Mais, selon les sénateurs, il est nécessaire d'aller plus loin, en donnant les coudées franches aux préfets. Leur faculté de dérogation serait bien trop restreinte actuellement, puisque limitée aux "règles de forme, de délais et de procédure" en ce qui concerne "les décisions individuelles" relevant de leur compétence dans sept domaines (subventions ; aménagement du territoire et politique de la ville ; environnement, agriculture et forêts ; construction, logement et urbanisme ; emploi et activité économique ; protection et mise en valeur du patrimoine culturel ; activités sportives, socio-éducatives et associatives). 

Élargissement à certaines dispositions législatives

Les auteurs du rapport poussent pour que les préfets puissent déroger à des dispositions réglementaires de fond et même à des règles de nature législative, ce qui, si cela était acté, serait une petite révolution. Ils recommandent toutefois d'aller prudemment dans cette direction, en commençant par une expérimentation qui donnerait aux préfets la faculté temporaire de déroger, sous certaines conditions, à des normes législatives du domaine de la construction, du logement et de l'urbanisme. Pour asseoir véritablement le droit de dérogation, la délégation aux collectivités estime qu'il faudrait aussi l'inscrire dans la Constitution. Mais "les conditions politiques" ne sont pas réunies actuellement pour y parvenir, reconnaît-elle.
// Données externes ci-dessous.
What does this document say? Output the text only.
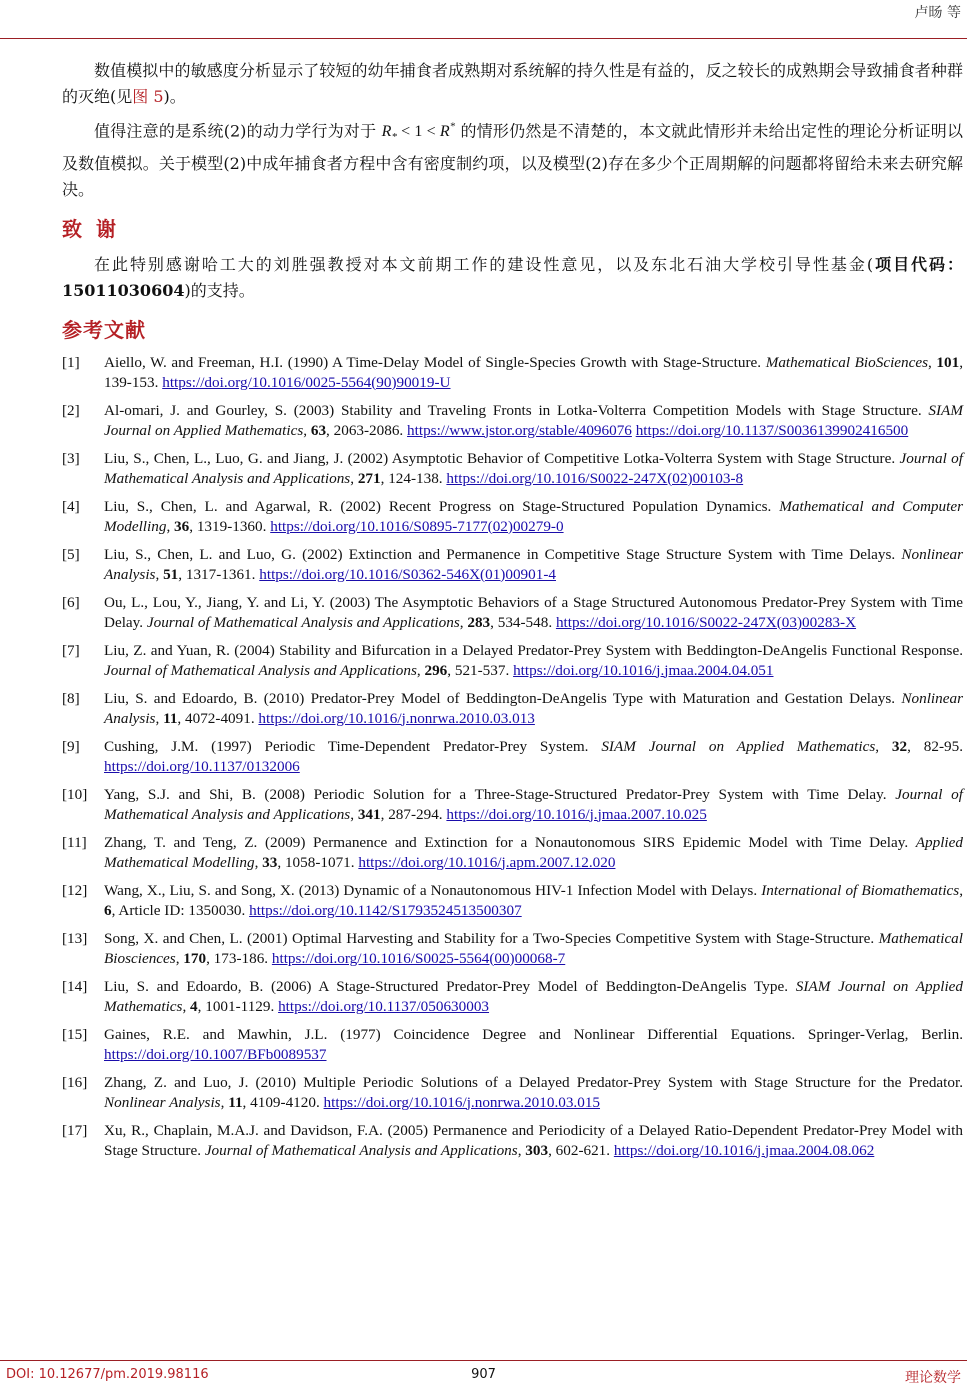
卢旸 等

数值模拟中的敏感度分析显示了较短的幼年捕食者成熟期对系统解的持久性是有益的，反之较长的成熟期会导致捕食者种群的灭绝(见图 5)。

值得注意的是系统(2)的动力学行为对于 $R_* < 1 < R^*$ 的情形仍然是不清楚的，本文就此情形并未给出定性的理论分析证明以及数值模拟。关于模型(2)中成年捕食者方程中含有密度制约项，以及模型(2)存在多少个正周期解的问题都将留给未来去研究解决。

致谢

在此特别感谢哈工大的刘胜强教授对本文前期工作的建设性意见，以及东北石油大学校引导性基金(项目代码：15011030604)的支持。

参考文献
[1] Aiello, W. and Freeman, H.I. (1990) A Time-Delay Model of Single-Species Growth with Stage-Structure. Mathematical BioSciences, 101, 139-153. https://doi.org/10.1016/0025-5564(90)90019-U
[2] Al-omari, J. and Gourley, S. (2003) Stability and Traveling Fronts in Lotka-Volterra Competition Models with Stage Structure. SIAM Journal on Applied Mathematics, 63, 2063-2086. https://www.jstor.org/stable/4096076 https://doi.org/10.1137/S0036139902416500
[3] Liu, S., Chen, L., Luo, G. and Jiang, J. (2002) Asymptotic Behavior of Competitive Lotka-Volterra System with Stage Structure. Journal of Mathematical Analysis and Applications, 271, 124-138. https://doi.org/10.1016/S0022-247X(02)00103-8
[4] Liu, S., Chen, L. and Agarwal, R. (2002) Recent Progress on Stage-Structured Population Dynamics. Mathematical and Computer Modelling, 36, 1319-1360. https://doi.org/10.1016/S0895-7177(02)00279-0
[5] Liu, S., Chen, L. and Luo, G. (2002) Extinction and Permanence in Competitive Stage Structure System with Time Delays. Nonlinear Analysis, 51, 1317-1361. https://doi.org/10.1016/S0362-546X(01)00901-4
[6] Ou, L., Lou, Y., Jiang, Y. and Li, Y. (2003) The Asymptotic Behaviors of a Stage Structured Autonomous Predator-Prey System with Time Delay. Journal of Mathematical Analysis and Applications, 283, 534-548. https://doi.org/10.1016/S0022-247X(03)00283-X
[7] Liu, Z. and Yuan, R. (2004) Stability and Bifurcation in a Delayed Predator-Prey System with Beddington-DeAngelis Functional Response. Journal of Mathematical Analysis and Applications, 296, 521-537. https://doi.org/10.1016/j.jmaa.2004.04.051
[8] Liu, S. and Edoardo, B. (2010) Predator-Prey Model of Beddington-DeAngelis Type with Maturation and Gestation Delays. Nonlinear Analysis, 11, 4072-4091. https://doi.org/10.1016/j.nonrwa.2010.03.013
[9] Cushing, J.M. (1997) Periodic Time-Dependent Predator-Prey System. SIAM Journal on Applied Mathematics, 32, 82-95. https://doi.org/10.1137/0132006
[10] Yang, S.J. and Shi, B. (2008) Periodic Solution for a Three-Stage-Structured Predator-Prey System with Time Delay. Journal of Mathematical Analysis and Applications, 341, 287-294. https://doi.org/10.1016/j.jmaa.2007.10.025
[11] Zhang, T. and Teng, Z. (2009) Permanence and Extinction for a Nonautonomous SIRS Epidemic Model with Time Delay. Applied Mathematical Modelling, 33, 1058-1071. https://doi.org/10.1016/j.apm.2007.12.020
[12] Wang, X., Liu, S. and Song, X. (2013) Dynamic of a Nonautonomous HIV-1 Infection Model with Delays. International of Biomathematics, 6, Article ID: 1350030. https://doi.org/10.1142/S1793524513500307
[13] Song, X. and Chen, L. (2001) Optimal Harvesting and Stability for a Two-Species Competitive System with Stage-Structure. Mathematical Biosciences, 170, 173-186. https://doi.org/10.1016/S0025-5564(00)00068-7
[14] Liu, S. and Edoardo, B. (2006) A Stage-Structured Predator-Prey Model of Beddington-DeAngelis Type. SIAM Journal on Applied Mathematics, 4, 1001-1129. https://doi.org/10.1137/050630003
[15] Gaines, R.E. and Mawhin, J.L. (1977) Coincidence Degree and Nonlinear Differential Equations. Springer-Verlag, Berlin. https://doi.org/10.1007/BFb0089537
[16] Zhang, Z. and Luo, J. (2010) Multiple Periodic Solutions of a Delayed Predator-Prey System with Stage Structure for the Predator. Nonlinear Analysis, 11, 4109-4120. https://doi.org/10.1016/j.nonrwa.2010.03.015
[17] Xu, R., Chaplain, M.A.J. and Davidson, F.A. (2005) Permanence and Periodicity of a Delayed Ratio-Dependent Predator-Prey Model with Stage Structure. Journal of Mathematical Analysis and Applications, 303, 602-621. https://doi.org/10.1016/j.jmaa.2004.08.062
DOI: 10.12677/pm.2019.98116	907	理论数学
La faible utilisation du droit de dérogation résulte aussi d’"une certaine frilosité 'culturelle' du corps préfectoral et des services d’instruction", considèrent les auteurs. Il ne serait "pas naturel" pour un préfet de déroger à des normes "alors qu’il est le garant du respect des lois, aux termes de l’article 72 de la Constitution". Pour changer les choses, les sénateurs proposent que les actions des préfets en matière "de simplification et d'adaptation aux enjeux locaux" fassent partie intégrante des critères sur lesquels les préfets sont évalués et leurs primes fixées.